The Full Cost of Making Glucose
One turn of the Calvin cycle fixes one carbon atom and produces one molecule of G3P (a three-carbon sugar). Since glucose contains six carbons, the cycle must turn six times to produce enough material for one glucose molecule. The total bill:
- 6 CO₂ molecules, providing all six carbon atoms
- 18 ATP molecules (12 during reduction, 6 during regeneration)
- 12 NADPH molecules (all during reduction)
Every one of those ATP and NADPH molecules was originally built using light energy. So while the Calvin cycle itself doesn’t need light, it cannot run without the products that light generates.
How the Cycle Knows When to Run
Because the Calvin cycle depends on ATP and NADPH from the light reactions, it effectively only operates during the day. But the plant doesn’t just rely on running out of fuel to stop the cycle at night. Four of the eleven enzymes involved in the cycle are actively switched off in the dark through a chemical signaling system.

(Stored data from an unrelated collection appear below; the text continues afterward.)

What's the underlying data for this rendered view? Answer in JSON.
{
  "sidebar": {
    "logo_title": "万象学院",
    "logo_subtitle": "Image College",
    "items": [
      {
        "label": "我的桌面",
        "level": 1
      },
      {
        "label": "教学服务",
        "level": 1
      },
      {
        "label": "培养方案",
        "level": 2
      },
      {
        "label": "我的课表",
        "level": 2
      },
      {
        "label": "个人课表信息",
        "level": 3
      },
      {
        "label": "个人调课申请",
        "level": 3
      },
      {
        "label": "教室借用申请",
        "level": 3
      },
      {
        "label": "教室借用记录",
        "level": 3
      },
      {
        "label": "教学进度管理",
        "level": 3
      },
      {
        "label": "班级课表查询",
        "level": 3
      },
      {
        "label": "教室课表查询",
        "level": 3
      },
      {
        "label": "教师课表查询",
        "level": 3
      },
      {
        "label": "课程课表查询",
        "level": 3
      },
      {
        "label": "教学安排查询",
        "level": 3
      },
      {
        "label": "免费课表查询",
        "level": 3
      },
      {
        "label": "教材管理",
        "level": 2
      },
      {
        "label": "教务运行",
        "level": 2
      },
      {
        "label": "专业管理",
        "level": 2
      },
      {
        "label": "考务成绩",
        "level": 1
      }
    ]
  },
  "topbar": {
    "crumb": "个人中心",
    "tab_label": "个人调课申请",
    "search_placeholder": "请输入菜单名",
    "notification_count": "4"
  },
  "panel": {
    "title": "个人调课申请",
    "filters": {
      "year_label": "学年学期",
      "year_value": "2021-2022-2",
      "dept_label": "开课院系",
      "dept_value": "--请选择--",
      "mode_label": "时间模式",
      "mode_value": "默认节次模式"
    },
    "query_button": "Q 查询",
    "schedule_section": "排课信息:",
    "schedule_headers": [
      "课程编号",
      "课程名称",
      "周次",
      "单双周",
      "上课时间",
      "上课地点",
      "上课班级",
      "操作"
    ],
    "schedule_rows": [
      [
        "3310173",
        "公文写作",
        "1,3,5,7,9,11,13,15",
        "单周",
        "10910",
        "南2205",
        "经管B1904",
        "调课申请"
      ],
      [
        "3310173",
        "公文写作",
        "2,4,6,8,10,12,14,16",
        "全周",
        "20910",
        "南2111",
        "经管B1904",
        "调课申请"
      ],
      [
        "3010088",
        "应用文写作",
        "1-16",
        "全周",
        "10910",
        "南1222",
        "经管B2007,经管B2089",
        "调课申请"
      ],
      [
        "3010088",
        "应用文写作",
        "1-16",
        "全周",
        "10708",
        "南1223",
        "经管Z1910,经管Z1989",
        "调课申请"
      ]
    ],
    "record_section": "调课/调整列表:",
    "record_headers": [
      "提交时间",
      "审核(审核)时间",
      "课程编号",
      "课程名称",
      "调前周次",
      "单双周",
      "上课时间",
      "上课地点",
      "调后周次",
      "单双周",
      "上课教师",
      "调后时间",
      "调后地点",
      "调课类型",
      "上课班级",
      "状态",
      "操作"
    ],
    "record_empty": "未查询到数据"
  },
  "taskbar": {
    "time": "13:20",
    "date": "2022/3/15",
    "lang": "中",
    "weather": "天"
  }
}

When light hits the chloroplast, the photosynthetic machinery generates a chain of electron transfers that ultimately activates a small protein called thioredoxin. Thioredoxin flips a molecular switch on key Calvin cycle enzymes, changing their shape and turning them on. In the dark, that switch reverts, and the enzymes go dormant. This prevents the cycle from running wastefully when no ATP or NADPH is being produced.
Why RuBisCO Matters So Much
RuBisCO is the only enzyme responsible for pulling CO₂ out of the air and into the cycle, making it the gateway for virtually all carbon that enters the food chain. Despite its importance, it works slowly, processing only a few molecules per second compared to hundreds or thousands for most enzymes. Plants compensate by producing enormous quantities of it, which is why RuBisCO makes up roughly 25 to 50 percent of all protein in a leaf.
RuBisCO also has an imperfect aim. It occasionally grabs oxygen instead of CO₂, triggering a wasteful side process called photorespiration that costs the plant energy without producing sugar. This is one reason why some plants have evolved alternative strategies to concentrate CO₂ near RuBisCO, reducing its error rate and boosting the efficiency of the Calvin cycle overall.